In the aftermath of the executions of Satwant Singh and Kehar Singh, communal violence occurred in Punjab, resulting in 14 Hindus being killed by militants.
In 2003, a Bhog ceremony was held at the highest Sikh temporal seat in Akal Takht, located in the Golden Temple Complex in Amritsar, where tributes were paid to Indira Gandhi's assassins.

In 2004, the anniversary of his death was again observed at Akal Takhat, Amritsar, where his mother was honored by the head priest and tributes were paid to Satwant Singh and Kehar Singh by various political parties. In 2007, the death anniversaries of Satwant Singh and his wife were observed in various parts of Punjab and other countries. On 6 January 2008, the Akal Takht declared Beant Singh and Satwant Singh "martyrs of Sikhism", while the SGPC also labeled them "martyrs of the Sikh nation".

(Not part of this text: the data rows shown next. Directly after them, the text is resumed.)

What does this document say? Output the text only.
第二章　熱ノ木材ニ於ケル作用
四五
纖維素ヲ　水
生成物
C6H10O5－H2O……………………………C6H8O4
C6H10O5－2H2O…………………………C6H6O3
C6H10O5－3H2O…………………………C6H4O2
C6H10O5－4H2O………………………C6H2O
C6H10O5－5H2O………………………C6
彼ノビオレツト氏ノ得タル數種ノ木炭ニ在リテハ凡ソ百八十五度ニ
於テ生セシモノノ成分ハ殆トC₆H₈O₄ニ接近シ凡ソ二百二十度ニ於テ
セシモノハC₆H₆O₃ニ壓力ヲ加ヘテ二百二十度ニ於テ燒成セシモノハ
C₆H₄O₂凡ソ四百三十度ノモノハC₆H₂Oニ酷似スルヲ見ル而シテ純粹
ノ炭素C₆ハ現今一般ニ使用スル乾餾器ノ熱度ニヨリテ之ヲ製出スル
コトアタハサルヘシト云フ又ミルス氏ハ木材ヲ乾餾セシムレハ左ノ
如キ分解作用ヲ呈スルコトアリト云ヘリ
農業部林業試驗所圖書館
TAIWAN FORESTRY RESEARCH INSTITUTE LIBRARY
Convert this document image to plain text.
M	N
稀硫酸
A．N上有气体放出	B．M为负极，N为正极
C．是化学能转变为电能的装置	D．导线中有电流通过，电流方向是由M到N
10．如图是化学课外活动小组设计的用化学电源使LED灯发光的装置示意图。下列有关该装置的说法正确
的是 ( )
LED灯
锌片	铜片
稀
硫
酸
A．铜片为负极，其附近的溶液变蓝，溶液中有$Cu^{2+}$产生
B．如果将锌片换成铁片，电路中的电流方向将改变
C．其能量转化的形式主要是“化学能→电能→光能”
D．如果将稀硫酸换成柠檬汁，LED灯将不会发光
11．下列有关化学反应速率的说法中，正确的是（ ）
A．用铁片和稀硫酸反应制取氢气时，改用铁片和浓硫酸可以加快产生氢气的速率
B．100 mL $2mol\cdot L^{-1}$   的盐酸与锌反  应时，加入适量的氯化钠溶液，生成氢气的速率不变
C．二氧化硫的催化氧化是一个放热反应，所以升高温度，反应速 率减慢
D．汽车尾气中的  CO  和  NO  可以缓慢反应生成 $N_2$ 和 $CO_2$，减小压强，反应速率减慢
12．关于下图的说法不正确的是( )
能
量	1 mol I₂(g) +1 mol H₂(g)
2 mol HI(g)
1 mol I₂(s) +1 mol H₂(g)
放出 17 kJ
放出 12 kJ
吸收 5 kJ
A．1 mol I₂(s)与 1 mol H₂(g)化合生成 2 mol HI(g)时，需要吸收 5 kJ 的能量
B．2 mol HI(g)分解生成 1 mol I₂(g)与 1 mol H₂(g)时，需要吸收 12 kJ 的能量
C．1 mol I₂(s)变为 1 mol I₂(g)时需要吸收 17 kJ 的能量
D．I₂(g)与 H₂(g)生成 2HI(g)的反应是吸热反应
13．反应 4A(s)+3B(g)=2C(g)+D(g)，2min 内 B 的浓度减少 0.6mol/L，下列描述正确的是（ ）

The Sikh-centric political party in India, Shiromani Akali Dal, observed the death anniversary of Beant Singh and Satwant Singh as "martyrdom" for the first time on 31 October 2008. Every 31 October since, this date has been observed at Sri Akal Takht Sahib.

A film called Kaum de Heere was made about him in 2014.

==Personal life==
Singh's father was Tarlok Singh. He married Surinder Kaur (daughter of Virsa Singh) on 2 May 1988 while he was in prison. His fiancée wed him in absentia by "marrying" his photo in an Anand Karaj.